US politics: the war of Hillary Clinton’s email

The strong favourite to be Democratic presidential candidate gets a flavour of battles ahead

Hillary Clinton sought this week to defuse a growing political controversy over her use of a private email server for official messages when she was secretary of state, insisting that she violated no rules and that none of the messages included classified material. She said she had not used separate accounts for official and private emails because she did not want to use two phones but admitted that "looking back, it would have been better" to have kept two accounts.

Mrs Clinton’s transgression is, on the face of it, relatively insignificant but it has sparked a fierce political firestorm in advance of her expected announcement of a second presidential bid within the next few weeks.
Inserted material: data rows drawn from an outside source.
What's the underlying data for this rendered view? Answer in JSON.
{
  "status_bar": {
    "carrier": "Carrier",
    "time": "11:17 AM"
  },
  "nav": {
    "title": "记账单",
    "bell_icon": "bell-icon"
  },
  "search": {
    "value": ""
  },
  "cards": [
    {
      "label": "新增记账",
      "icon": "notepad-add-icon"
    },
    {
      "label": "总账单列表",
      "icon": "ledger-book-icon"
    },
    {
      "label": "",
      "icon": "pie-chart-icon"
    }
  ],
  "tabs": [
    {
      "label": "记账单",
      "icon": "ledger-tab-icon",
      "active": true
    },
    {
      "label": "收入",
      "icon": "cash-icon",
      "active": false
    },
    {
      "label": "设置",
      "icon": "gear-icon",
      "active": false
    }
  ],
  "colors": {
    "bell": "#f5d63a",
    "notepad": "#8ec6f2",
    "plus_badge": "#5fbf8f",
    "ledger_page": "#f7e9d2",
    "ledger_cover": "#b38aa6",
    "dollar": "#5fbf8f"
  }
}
The controversy is being stoked by Republicans in Congress who have been frustrated in their efforts to find evidence that Mrs Clinton is to blame for the deaths of a United States ambassador and an embassy official in a terrorist attack in the Libyan city of Benghazi in 2012. Ever alert to the whiff of a conspiracy where the Clintons are concerned, conservatives have dismissed her decision to release tens of thousands of official emails from the account. Nothing will persuade her enemies that the private emails Mrs Clinton has deleted related to nothing more sinister than her yoga routine and plans for her daughter's wedding.
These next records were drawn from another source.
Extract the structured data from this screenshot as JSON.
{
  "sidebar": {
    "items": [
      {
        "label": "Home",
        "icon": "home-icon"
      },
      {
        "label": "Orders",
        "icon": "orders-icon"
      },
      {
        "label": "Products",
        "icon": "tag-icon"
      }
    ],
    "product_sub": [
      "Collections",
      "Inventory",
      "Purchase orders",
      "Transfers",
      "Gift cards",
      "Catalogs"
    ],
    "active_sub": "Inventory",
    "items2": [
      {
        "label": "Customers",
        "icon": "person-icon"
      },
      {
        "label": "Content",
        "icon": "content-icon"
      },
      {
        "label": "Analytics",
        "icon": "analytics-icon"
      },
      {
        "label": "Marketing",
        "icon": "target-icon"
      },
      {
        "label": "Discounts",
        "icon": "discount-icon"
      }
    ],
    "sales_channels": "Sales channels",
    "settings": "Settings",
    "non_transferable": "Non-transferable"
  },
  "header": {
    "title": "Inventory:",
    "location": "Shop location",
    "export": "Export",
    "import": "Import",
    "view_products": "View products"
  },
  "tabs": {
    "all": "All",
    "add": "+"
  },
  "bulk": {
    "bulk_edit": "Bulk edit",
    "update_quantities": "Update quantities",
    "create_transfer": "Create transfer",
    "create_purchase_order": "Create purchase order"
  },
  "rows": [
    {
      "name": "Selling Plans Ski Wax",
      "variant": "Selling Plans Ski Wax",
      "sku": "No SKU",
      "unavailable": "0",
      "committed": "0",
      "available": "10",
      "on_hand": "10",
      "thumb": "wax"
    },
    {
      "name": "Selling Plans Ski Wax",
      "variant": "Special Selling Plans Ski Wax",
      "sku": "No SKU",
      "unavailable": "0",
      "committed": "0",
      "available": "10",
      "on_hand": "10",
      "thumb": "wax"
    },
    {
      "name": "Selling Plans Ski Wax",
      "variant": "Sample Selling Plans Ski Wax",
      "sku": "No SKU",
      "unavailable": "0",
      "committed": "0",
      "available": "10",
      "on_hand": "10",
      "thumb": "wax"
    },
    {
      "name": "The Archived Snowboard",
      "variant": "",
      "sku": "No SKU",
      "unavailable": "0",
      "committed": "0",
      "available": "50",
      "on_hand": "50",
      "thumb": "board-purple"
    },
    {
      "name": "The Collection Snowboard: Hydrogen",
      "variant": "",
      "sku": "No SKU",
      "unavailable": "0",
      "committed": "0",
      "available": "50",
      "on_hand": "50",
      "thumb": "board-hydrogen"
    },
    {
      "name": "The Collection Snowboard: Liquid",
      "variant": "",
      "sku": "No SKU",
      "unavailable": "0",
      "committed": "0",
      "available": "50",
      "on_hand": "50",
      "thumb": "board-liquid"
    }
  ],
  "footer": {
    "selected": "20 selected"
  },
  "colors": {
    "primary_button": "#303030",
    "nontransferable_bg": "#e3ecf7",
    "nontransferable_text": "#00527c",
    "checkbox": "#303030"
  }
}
None of this is likely to thwart any ambition Mrs Clinton has to capture the White House in 2016 and as the choice of a remarkable 86 per cent of Democrats, according to a recent poll, she is already the runaway favourite for her party's nomination. The controversy has, however, highlighted some of her weaknesses as a candidate, notably her secretiveness and her defensive attitude to criticism from the media and political opponents. The partisan response to the story could also serve as an unwelcome reminder to voters of the toxic atmosphere that prevailed in Washington during Bill Clinton's presidency and to the couple's capacity to polarise opinion. Mrs Clinton has proven herself over decades to be a fighter but her toughest fight yet may lie ahead.